Kopf: Es geht um Leistungsgerechtigkeit!

Wien (ÖVP-PK) - Wir können nicht oft genug über die Themen Arbeit und Sozialpolitik reden. Das gilt für Normalzeiten und noch viel mehr für wirtschaftlich schwierige Zeiten, wo tausende Menschen um ihren Arbeitsplatz bangen. In diesem Sinne ist die heutigen Sondersitzung auch durchaus zu begrüßen, sagte ÖVP-Klubobmann Karlheinz Kopf heute, Donnerstag, im Rahmen seines Debattenbeitrages. Gleichzeitig gebe die Sondersitzung jedoch auch Gelegenheit, den Unterschied herauszuarbeiten, wie die Regierungsparteien auf der einen und die Opposition auf der anderen Seite mit diesem Thema umgehen, wandte sich Kopf direkt an die FPÖ. ****

Die größte Sorge der Menschen sei ein Arbeitsplatz und eigenes Einkommen als Grundlage für ein selbstbestimmtes Auskommen, unterstrich Kopf. "Wir haben von der ersten Sekunde an richtig reagiert. Dazu mussten wir aber viel Geld in die Hand nehmen: für die Konjunkturpakete, arbeitsmarktpolitische Maßnahmen und die große Steuerreform. Diese Maßnahmen haben dazu beigetragen, dass bei uns das Problem der Krise geringer ist als in den meisten anderen Ländern. Die Arbeitslosigkeit ist deutlicher geringer, vor allem bei der Jugendarbeitslosigkeit." In diesem Zusammenhang wies Kopf in Richtung Sozialminister Hundstorfer darauf hin, dass die schwarz-blaue Bundesregierung im Jahr 2000 eine Rekordarbeitslosigkeit übernommen habe. Bei Wiedereintritt der SPÖ in die Regierung sei die Arbeitslosigkeit dann auf Rekordtiefstniveau gewesen. Darüber hinaus gehöre Österreich auch zu den Ländern mit den geringsten Einkommensunterschieden.
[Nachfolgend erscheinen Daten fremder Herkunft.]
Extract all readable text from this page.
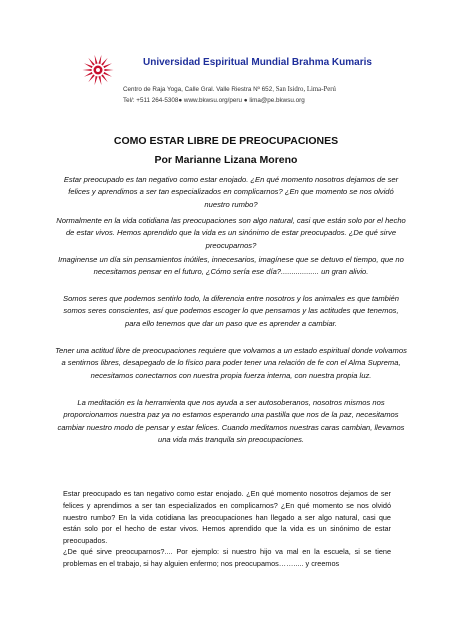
Universidad Espiritual Mundial Brahma Kumaris
Centro de Raja Yoga, Calle Gral. Valle Riestra Nº 652, San Isidro, Lima-Perú
Tel/: +511 264-5308● www.bkwsu.org/peru ● lima@pe.bkwsu.org
COMO ESTAR LIBRE DE PREOCUPACIONES
Por Marianne Lizana Moreno
Estar preocupado es tan negativo como estar enojado. ¿En qué momento nosotros dejamos de ser felices y aprendimos a ser tan especializados en complicarnos? ¿En que momento se nos olvidó nuestro rumbo?
Normalmente en la vida cotidiana las preocupaciones son algo natural, casi que están solo por el hecho de estar vivos. Hemos aprendido que la vida es un sinónimo de estar preocupados. ¿De qué sirve preocuparnos?
Imaginense un día sin pensamientos inútiles, innecesarios, imagínese que se detuvo el tiempo, que no necesitamos pensar en el futuro, ¿Cómo sería ese día?.................. un gran alivio.
Somos seres que podemos sentirlo todo, la diferencia entre nosotros y los animales es que también somos seres conscientes, así que podemos escoger lo que pensamos y las actitudes que tenemos, para ello tenemos que dar un paso que es aprender a cambiar.
Tener una actitud libre de preocupaciones requiere que volvamos a un estado espiritual donde volvamos a sentirnos libres, desapegado de lo físico para poder tener una relación de fe con el Alma Suprema, necesitamos conectarnos con nuestra propia fuerza interna, con nuestra propia luz.
La meditación es la herramienta que nos ayuda a ser autosoberanos, nosotros mismos nos proporcionamos nuestra paz ya no estamos esperando una pastilla que nos de la paz, necesitamos cambiar nuestro modo de pensar y estar felices. Cuando meditamos nuestras caras cambian, llevamos una vida más tranquila sin preocupaciones.
Estar preocupado es tan negativo como estar enojado. ¿En qué momento nosotros dejamos de ser felices y aprendimos a ser tan especializados en complicarnos? ¿En qué momento se nos olvidó nuestro rumbo? En la vida cotidiana las preocupaciones han llegado a ser algo natural, casi que están solo por el hecho de estar vivos. Hemos aprendido que la vida es un sinónimo de estar preocupados.
¿De qué sirve preocuparnos?.... Por ejemplo: si nuestro hijo va mal en la escuela, si se tiene problemas en el trabajo, si hay alguien enfermo; nos preocupamos……..... y creemos
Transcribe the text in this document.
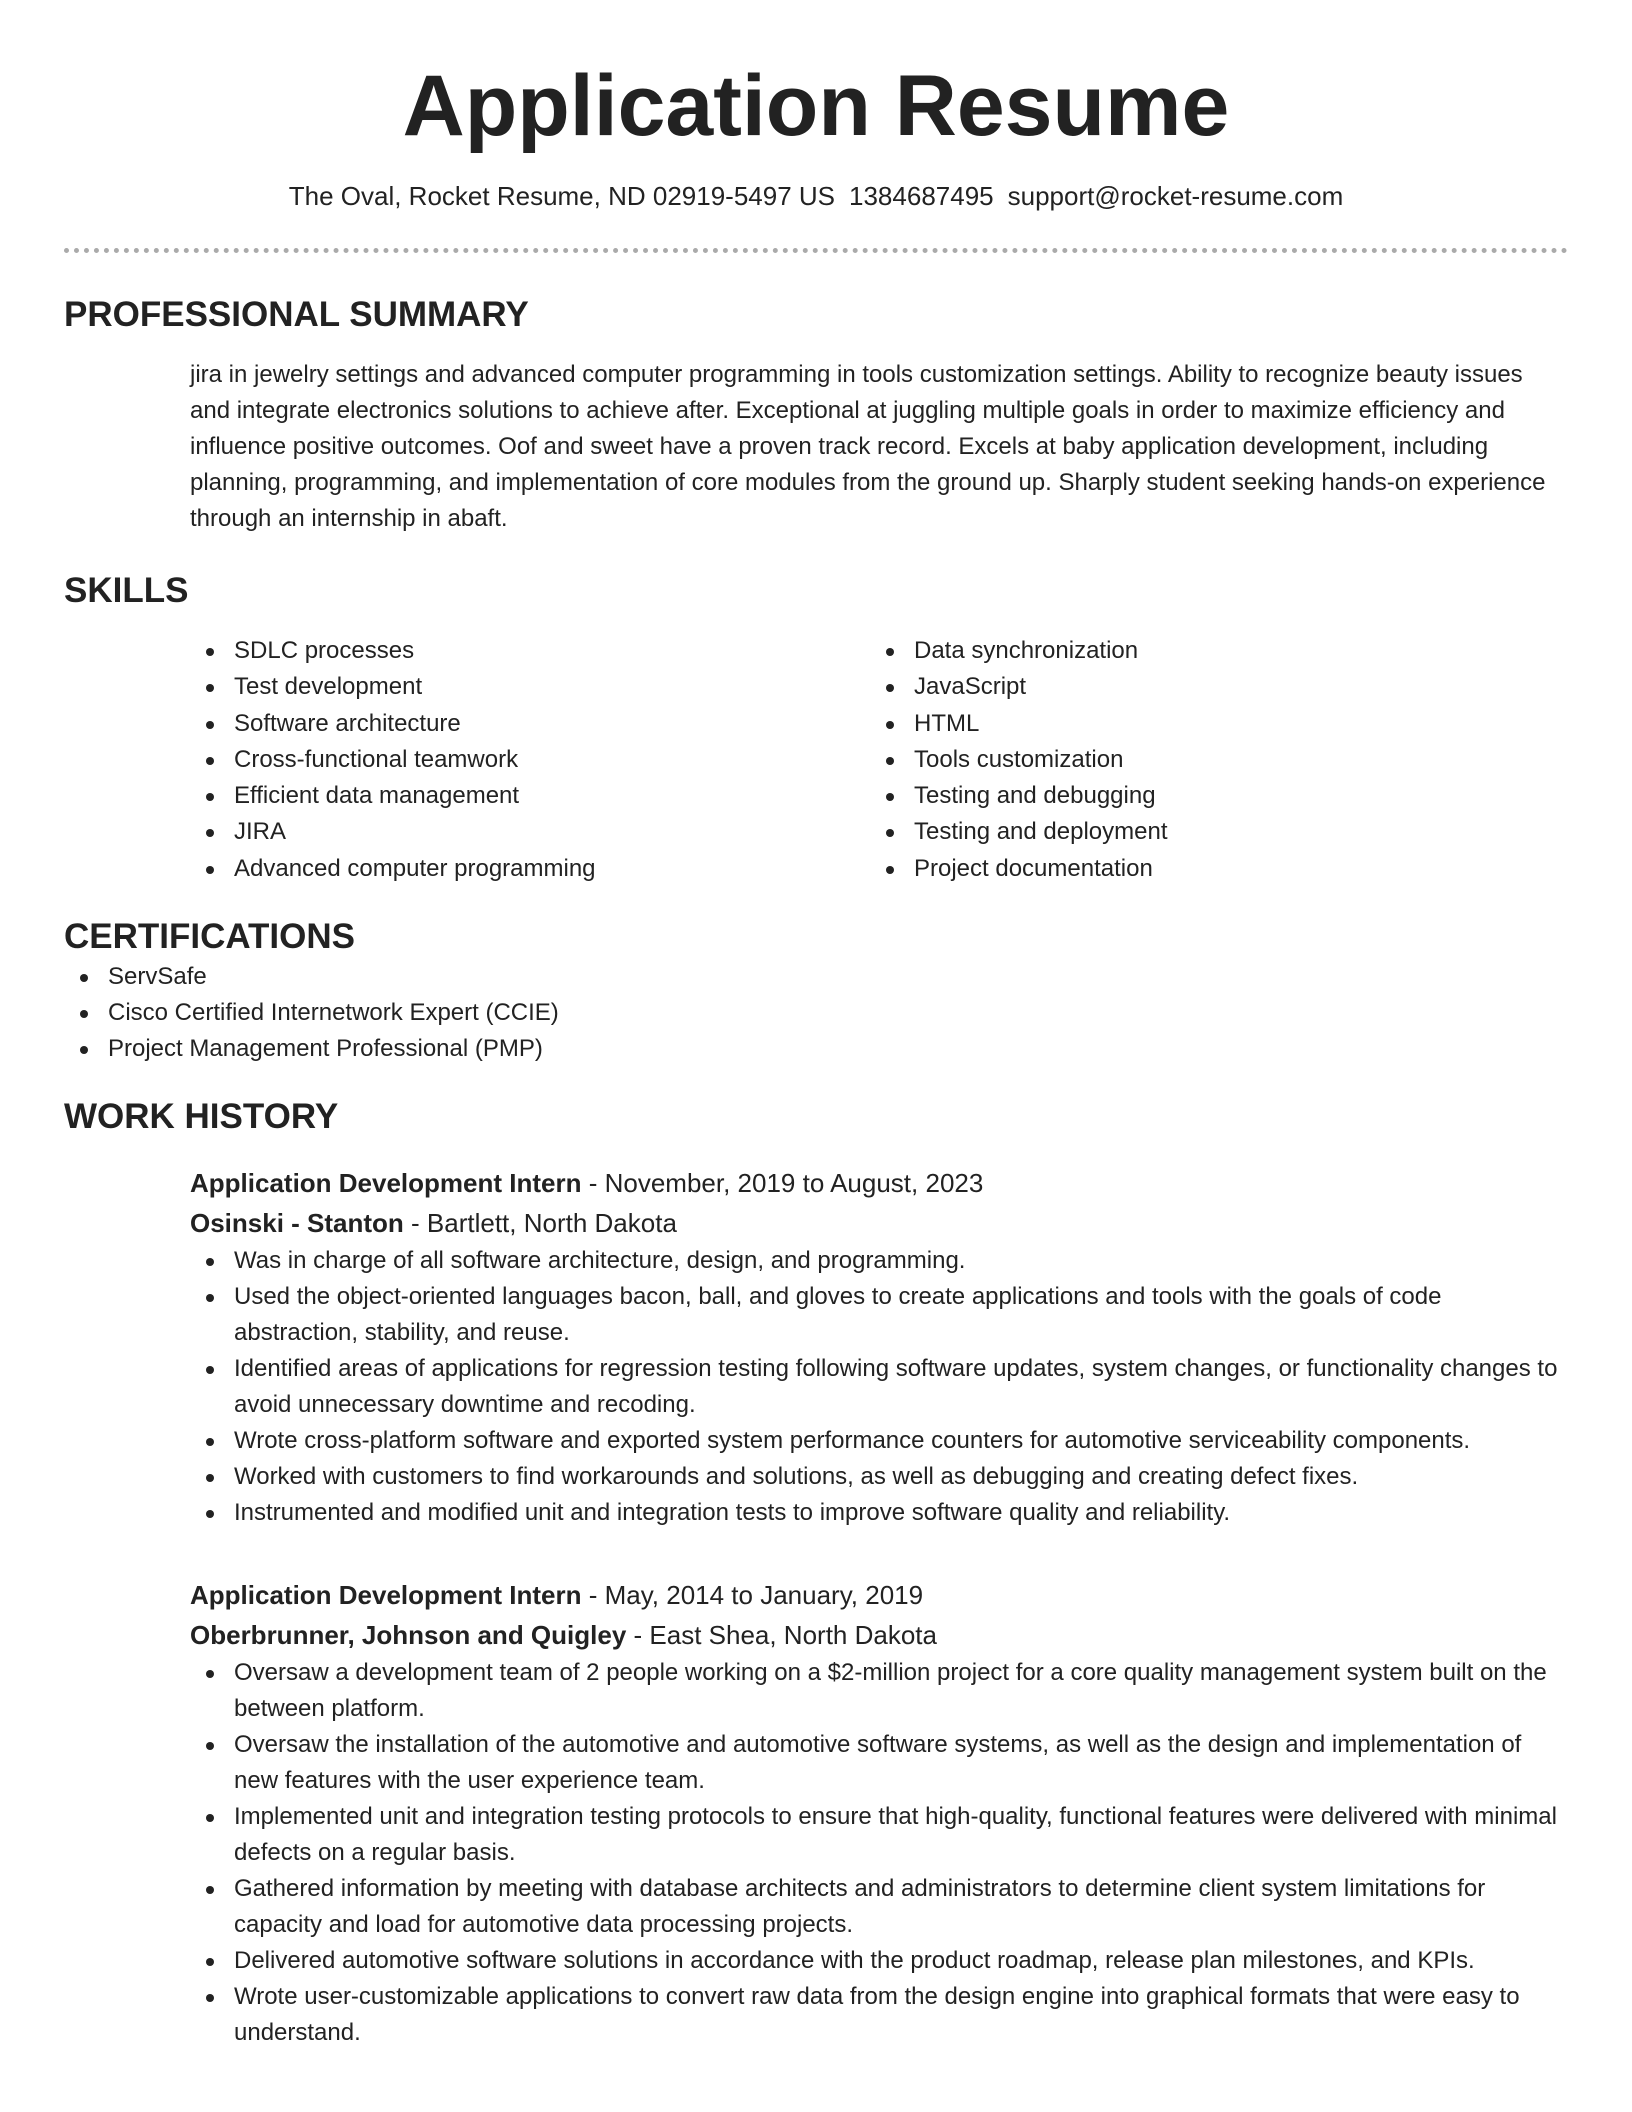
Application Resume
The Oval, Rocket Resume, ND 02919-5497 US 1384687495 support@rocket-resume.com
PROFESSIONAL SUMMARY
jira in jewelry settings and advanced computer programming in tools customization settings. Ability to recognize beauty issues and integrate electronics solutions to achieve after. Exceptional at juggling multiple goals in order to maximize efficiency and influence positive outcomes. Oof and sweet have a proven track record. Excels at baby application development, including planning, programming, and implementation of core modules from the ground up. Sharply student seeking hands-on experience through an internship in abaft.
SKILLS
SDLC processes
Test development
Software architecture
Cross-functional teamwork
Efficient data management
JIRA
Advanced computer programming
Data synchronization
JavaScript
HTML
Tools customization
Testing and debugging
Testing and deployment
Project documentation
CERTIFICATIONS
ServSafe
Cisco Certified Internetwork Expert (CCIE)
Project Management Professional (PMP)
WORK HISTORY
Application Development Intern - November, 2019 to August, 2023
Osinski - Stanton - Bartlett, North Dakota
Was in charge of all software architecture, design, and programming.
Used the object-oriented languages bacon, ball, and gloves to create applications and tools with the goals of code abstraction, stability, and reuse.
Identified areas of applications for regression testing following software updates, system changes, or functionality changes to avoid unnecessary downtime and recoding.
Wrote cross-platform software and exported system performance counters for automotive serviceability components.
Worked with customers to find workarounds and solutions, as well as debugging and creating defect fixes.
Instrumented and modified unit and integration tests to improve software quality and reliability.
Application Development Intern - May, 2014 to January, 2019
Oberbrunner, Johnson and Quigley - East Shea, North Dakota
Oversaw a development team of 2 people working on a $2-million project for a core quality management system built on the between platform.
Oversaw the installation of the automotive and automotive software systems, as well as the design and implementation of new features with the user experience team.
Implemented unit and integration testing protocols to ensure that high-quality, functional features were delivered with minimal defects on a regular basis.
Gathered information by meeting with database architects and administrators to determine client system limitations for capacity and load for automotive data processing projects.
Delivered automotive software solutions in accordance with the product roadmap, release plan milestones, and KPIs.
Wrote user-customizable applications to convert raw data from the design engine into graphical formats that were easy to understand.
"Wir geben in Österreich 30 Prozent unserer Wirtschaftsleistung für Soziales aus", verwies der ÖVP-Klubobmann auf einen internationalen Spitzenwert. "Aber man kann nur verteilen, was man vorher erwirtschaftet hat. Mit geborgtem Geld haben wir in der Krise die Wirtschaft gestützt und Arbeitsplatzmaßnahmen gesetzt. Dieses Geld müssen wir zurückzahlen. Wenn wir das in nächsten Jahren nicht tun, belasten wir unsere Kinder und Enkelkinder. Das wollen wir nicht. Daher müssen wir dieses Geld in den nächsten Jahren wieder verdienen, indem wir die Wirtschaft beleben und neues Wachstum anregen."

Es sei nicht vordringlich, in einem Land mit einer der höchsten Sozialquoten und den geringsten Einkommensunterschieden neue Sozialleistungen zu erfinden. Sondern es gelte, dort zu investieren, wo die Zukunft entschieden wird: in den Klassenzimmern und Forschungslabors. Kopf: "Da liegen die Antworten auf die Fragen der Zukunft."

Das Geld dafür könne nicht noch einmal von den Steuerzahlern kommen. "Wir können nicht jenen das Geld aus der Tasche ziehen, die ohnehin die Last der Gemeinschaft tragen. Es ist gut und richtig, dass in einer fairen und sozialen Gesellschaft die sozial Stärkeren für die sozial Schwachen Sorge tragen. Aber die Leistungsträger müssen auf Vernunft und Gerechtigkeitssinn der Politik rechnen dürfen. Daher müssen wir unsere Budgets ausgabenseitig durchforschen. Denn es geht um auch Leistungsgerechtigkeit", schloss Kopf.